Figure 3. Recognition, Communication, and Feedback pre and during COVID-19


These results highlight the type of strain that cultures have faced. Approximately 50% of employees in our communities had Unhealthy scores in all three areas by July 2020, almost double that of late 2019. To be clear, these results alone are not an indictment of leaders in our communities. Leaders are only human, and even the best leaders have been left facing an unprecedented and ever-changing crisis for which there is no playbook. What these results do clearly demonstrate, however, is the magnitude of challenges that many organizations have felt – employees and leaders alike – and the impact that COVID-19 has had on organizational cultures.

Just what does this mean for workplace well-being in our communities? We refer to Recognition, Communication, and Feedback as the Foundations of Healthy Organizational Culture because they consistently demonstrate such a strong relationship with employee well-being and other key indicators of organizational health.

This recent data was no different – digging into the relationship between these three components of culture and employee well-being provides both cause for significant concern and inspiration to give us hope.


The Bright Spots

Figure 5 presents the complete breakdown of all responses across all drivers of our survey.

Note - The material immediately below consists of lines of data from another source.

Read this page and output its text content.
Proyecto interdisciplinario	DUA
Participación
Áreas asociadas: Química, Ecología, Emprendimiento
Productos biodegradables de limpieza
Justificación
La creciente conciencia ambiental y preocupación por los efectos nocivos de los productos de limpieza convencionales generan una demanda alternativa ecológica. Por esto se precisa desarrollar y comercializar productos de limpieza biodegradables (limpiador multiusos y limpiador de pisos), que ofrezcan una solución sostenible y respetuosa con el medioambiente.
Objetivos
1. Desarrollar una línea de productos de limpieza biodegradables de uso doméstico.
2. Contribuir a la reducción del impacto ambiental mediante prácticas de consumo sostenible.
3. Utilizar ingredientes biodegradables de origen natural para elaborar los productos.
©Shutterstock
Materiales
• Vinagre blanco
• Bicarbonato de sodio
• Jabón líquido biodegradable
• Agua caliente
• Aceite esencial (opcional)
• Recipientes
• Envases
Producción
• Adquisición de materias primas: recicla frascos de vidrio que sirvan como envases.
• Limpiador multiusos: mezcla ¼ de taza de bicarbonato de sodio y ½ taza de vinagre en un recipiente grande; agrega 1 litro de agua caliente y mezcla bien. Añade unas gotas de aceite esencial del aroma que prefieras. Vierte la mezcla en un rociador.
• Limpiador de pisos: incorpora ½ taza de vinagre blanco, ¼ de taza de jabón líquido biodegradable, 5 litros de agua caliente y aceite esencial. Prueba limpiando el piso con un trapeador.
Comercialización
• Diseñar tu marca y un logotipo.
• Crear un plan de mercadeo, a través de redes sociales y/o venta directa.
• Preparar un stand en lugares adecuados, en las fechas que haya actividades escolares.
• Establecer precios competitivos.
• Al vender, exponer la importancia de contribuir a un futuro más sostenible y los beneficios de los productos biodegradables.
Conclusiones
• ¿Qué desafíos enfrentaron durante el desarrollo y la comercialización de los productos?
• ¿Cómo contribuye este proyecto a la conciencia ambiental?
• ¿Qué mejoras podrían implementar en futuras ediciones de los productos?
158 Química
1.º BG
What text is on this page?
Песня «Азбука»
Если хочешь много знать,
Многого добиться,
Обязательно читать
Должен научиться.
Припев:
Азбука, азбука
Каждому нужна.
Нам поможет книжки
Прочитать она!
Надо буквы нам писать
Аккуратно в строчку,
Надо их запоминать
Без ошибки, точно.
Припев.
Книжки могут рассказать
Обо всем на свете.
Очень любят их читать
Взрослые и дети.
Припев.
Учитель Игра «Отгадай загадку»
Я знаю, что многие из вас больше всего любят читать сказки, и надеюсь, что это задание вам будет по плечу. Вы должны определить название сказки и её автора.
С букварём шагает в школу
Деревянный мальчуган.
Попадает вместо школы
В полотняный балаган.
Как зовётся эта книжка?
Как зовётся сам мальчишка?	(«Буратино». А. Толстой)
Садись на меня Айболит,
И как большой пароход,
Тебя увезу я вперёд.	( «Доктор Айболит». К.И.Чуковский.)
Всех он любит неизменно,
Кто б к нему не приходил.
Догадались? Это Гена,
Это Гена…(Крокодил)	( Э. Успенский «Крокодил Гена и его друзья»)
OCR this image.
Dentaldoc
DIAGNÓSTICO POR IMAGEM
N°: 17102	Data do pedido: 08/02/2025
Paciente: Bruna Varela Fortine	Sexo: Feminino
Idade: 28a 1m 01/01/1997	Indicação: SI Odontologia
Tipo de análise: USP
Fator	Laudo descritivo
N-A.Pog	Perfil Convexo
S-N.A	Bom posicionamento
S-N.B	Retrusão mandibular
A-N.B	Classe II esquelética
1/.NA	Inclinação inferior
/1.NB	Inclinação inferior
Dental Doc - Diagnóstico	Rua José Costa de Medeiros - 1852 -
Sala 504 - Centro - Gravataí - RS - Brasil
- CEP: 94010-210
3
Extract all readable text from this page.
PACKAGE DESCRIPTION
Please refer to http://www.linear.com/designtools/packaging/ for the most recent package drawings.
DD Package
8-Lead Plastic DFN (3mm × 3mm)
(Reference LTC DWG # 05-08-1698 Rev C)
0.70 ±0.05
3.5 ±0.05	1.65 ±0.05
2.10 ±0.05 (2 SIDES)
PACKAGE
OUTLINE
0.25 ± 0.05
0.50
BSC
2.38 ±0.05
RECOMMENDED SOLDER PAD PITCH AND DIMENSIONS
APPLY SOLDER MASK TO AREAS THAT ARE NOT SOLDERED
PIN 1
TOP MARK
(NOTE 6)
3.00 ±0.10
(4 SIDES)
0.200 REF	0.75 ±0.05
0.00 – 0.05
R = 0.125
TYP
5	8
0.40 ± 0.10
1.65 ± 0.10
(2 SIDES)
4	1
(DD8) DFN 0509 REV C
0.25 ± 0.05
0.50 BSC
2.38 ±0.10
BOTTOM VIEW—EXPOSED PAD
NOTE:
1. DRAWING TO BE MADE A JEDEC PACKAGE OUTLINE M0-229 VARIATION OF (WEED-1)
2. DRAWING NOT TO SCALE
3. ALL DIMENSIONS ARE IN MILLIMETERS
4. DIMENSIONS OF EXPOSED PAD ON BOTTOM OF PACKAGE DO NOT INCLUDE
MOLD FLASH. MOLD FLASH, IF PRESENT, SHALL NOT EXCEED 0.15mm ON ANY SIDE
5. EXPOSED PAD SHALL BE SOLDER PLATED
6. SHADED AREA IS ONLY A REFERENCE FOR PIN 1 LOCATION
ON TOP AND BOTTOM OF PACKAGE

This visualization illustrates just how much work we need to do to restore employee well-being in our communities – particularly in the areas of employee well-being, employee health, and organizational culture – where in many cases, the proportion of employees with Unhealthy scores actually exceeded the proportion of employees with Healthy scores.

fig5Figure 5. Complete breakdown of all responses

It also illustrates aras of hope, with some rare bright spots that should not be taken for granted as we set our sights on rebuilding a healthy community – both in the workplace and at home. For example, 72% of respondents still demonstrated Healthy or Adequate levels of Engagement, 70% still felt a high level of Value Alignment with their organization, and 69% still believed that their organization is successfully executing its mission.

What these results demonstrate is that many working adults in our communities still feel engaged by their work and genuinely care about their organization and its mission. 

Particularly during a pandemic, where how we work both at home and on the front lines has changed so much, this is not something that organizations should take for granted. Especially in the face of so much uncertainty and job insecurity, work is a critical component in so many people’s lives, and the survey responses suggest that employees in our communities want to contribute in positive ways. It is now up to organizations to provide the right environments with the right foundations so their employees can be healthy again.